7. In 2001, Garstang in the UK declared itself “the world’s first Fairtrade Town”. There are now more than 320 Fairtrade Towns, 4,000 Fairtrade Churches, 37 Fairtrade Synagogues, 60 Fairtrade Universities across the UK.

8. One in every four bananas sold in UK supermarkets is now Fairtrade with sales topping GBP150m (US$298m) in 2007.

9. UK consumers spent GBP493m on products carrying the Fairtrade mark in 2007.

10. Every day, UK consumers drink more than 8m Fairtrade hot drinks

11. At EUR18 (US$27.43), per capita consumption of Fairtrade products in Switzerland is higher than any other country, thanks in part to the fact that the country’s food retail sector is dominated by two players who both endorsed the idea early on.

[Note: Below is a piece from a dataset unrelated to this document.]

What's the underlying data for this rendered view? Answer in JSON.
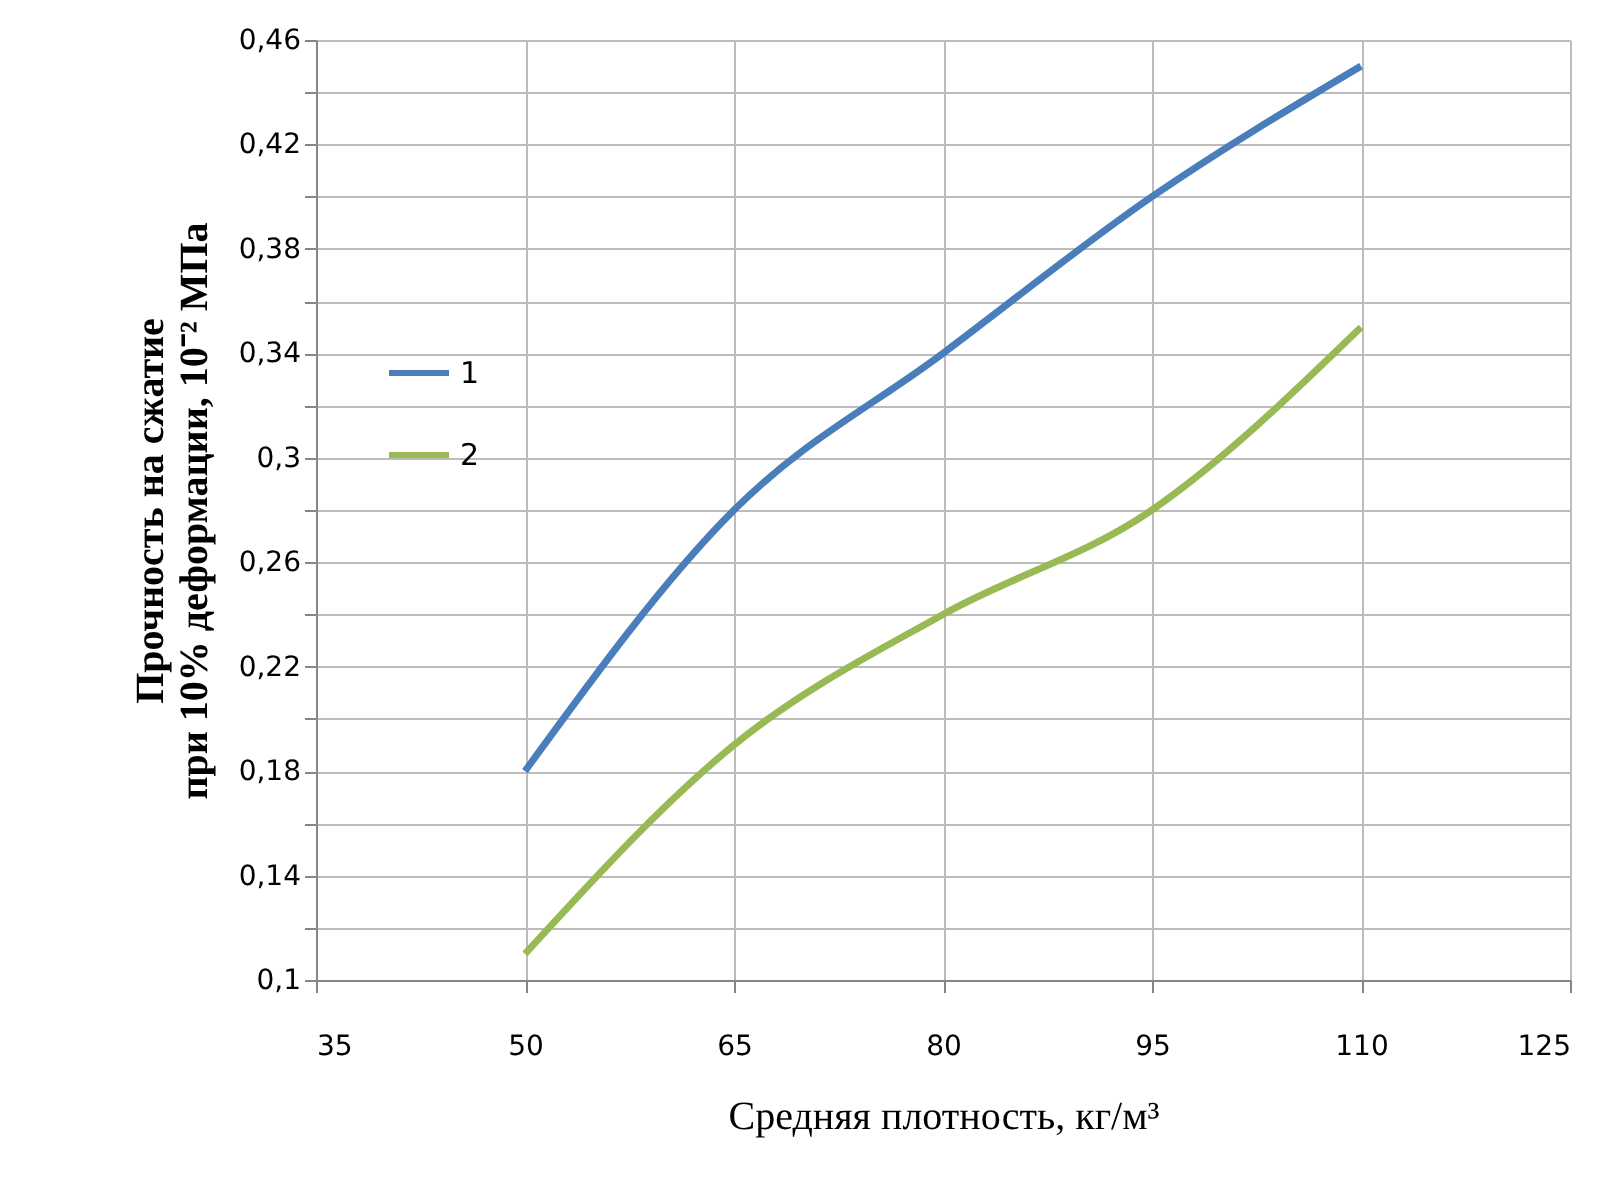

12. As of the end of 2007, there were some 632 Fairtrade Certified Producer Organisations, representing over 1.4m farmers and workers, in 58 countries in Africa, Asia and Latin America.

13. The Faitrade scheme has its opponents. The Adam Smith Institute claims that the programme sustains uncompetitive farmers on their land, holding back diversification, mechanisation and denies future generations the chance of a better life.

14. Tate & Lyle is to move its entire retail cane sugar range to Fairtrade.